NH Towns Warn Of Costs Associated With Kinder Morgan Pipeline



Dec. 3 – Today 15 New Hampshire towns issued a warning that the proposed Kinder Morgan gas pipeline will add significant costs to tens of thousands of New Hampshire residents and businesses, despite company claims to the contrary.

The long-term costs run counter to the savings being promised by proponents of the pipeline.


“Based on recent filings with the Public Utilities Commission, the average customer of Liberty Utilities will incur a cost of about $600 per year – for 20 years – should the Kinder Morgan pipeline be approved”, said Brookline Town Administrator Tad Putney and a member of the NH Municipal Pipeline Coalition.

Since announcing a year ago plans to shift its proposed Northeast Energy Direct (NED) pipeline across 80 miles of southern New Hampshire, company efforts to entice customers have fallen short.


“After months of attempting to get utilities to sign up for gas from Kinder Morgan’s proposed pipeline, Liberty Utilities is the only company in New Hampshire to commit,” continued Putney. “The Public Utilities Commission has approved Liberty’s investment in the pipeline and ultimately passing along to its New Hampshire ratepayers an annual cost of approximately $53 million per year, for 20 years, to finance the pipeline. With about 90,000 Liberty Utilities ratepayers in New Hampshire, that equates to an average annual cost to each of about $600 per year – for two decades, totaling $12,000 per customer.”


Milford town administrator Mark Bender joined Putney in questioning how Kinder Morgan continues to claim savings for New Hampshire residents. “We keep hearing from Kinder Morgan and Liberty Utilities about the savings that will result from the pipeline,” said Milford Town Administrator Mark Bender. “We want the region’s residents and area businesses to be fully aware that they would be financing a huge infrastructure project for many years – and a project that the Coalition is not convinced is even needed.”
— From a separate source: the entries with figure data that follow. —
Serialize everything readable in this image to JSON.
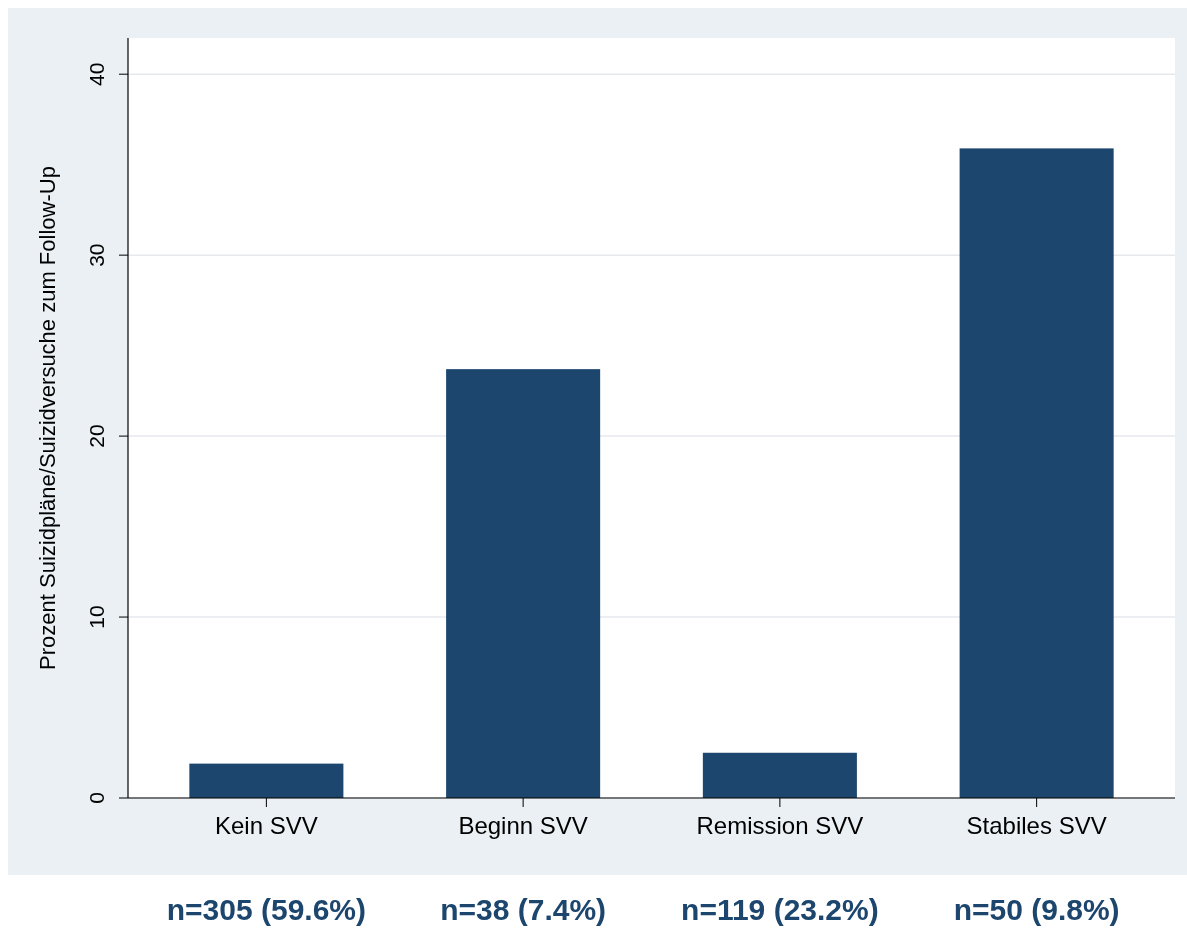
{
  "chart_data": {
    "type": "bar",
    "ylabel": "Prozent Suizidpläne/Suizidversuche zum Follow-Up",
    "categories": [
      "Kein SVV",
      "Beginn SVV",
      "Remission SVV",
      "Stabiles SVV"
    ],
    "values": [
      1.9,
      23.7,
      2.5,
      35.9
    ],
    "color": "#1c466d",
    "ylim": [
      0,
      42
    ],
    "yticks": [
      0,
      10,
      20,
      30,
      40
    ],
    "grid": "y",
    "annotations": [
      "n=305 (59.6%)",
      "n=38 (7.4%)",
      "n=119 (23.2%)",
      "n=50 (9.8%)"
    ]
  }
}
Liberty Utilities recently filed a request with the Public Utilities Commission to expand its service territory into Rindge, Jaffrey, Swanzey, and Winchester in southern New Hampshire to supply natural gas from the Kinder Morgan pipeline to those communities.


Given concerns about the long-term costs to Liberty’s ratepayers, among other issues, the Municipal Coalition earlier this week filed a petition to intervene in the proceedings with the Public Utilities Commission. By intervening, the towns look to take an active role in any PUC approvals related to Kinder Morgan’s pipeline and Liberty’s Agreements.

“The PUC will decide if the NH Municipal Pipeline Coalition will get Intervenor status,” said Putney. “We hope that occurs to give all our communities a voice in the proceeding.”


The NH Municipal Pipeline Coalition consists of municipal officials from Amherst, Brookline, Fitzwilliam, Greenville, Litchfield, Mason, Merrimack, Milford, New Ipswich, Pelham, Richmond, Rindge, Temple, Troy, and Winchester.

The Kinder Morgan pipeline has been proposed to cross approximately 80 miles of southern New Hampshire on its way from Pennsylvania to Dracut, MA.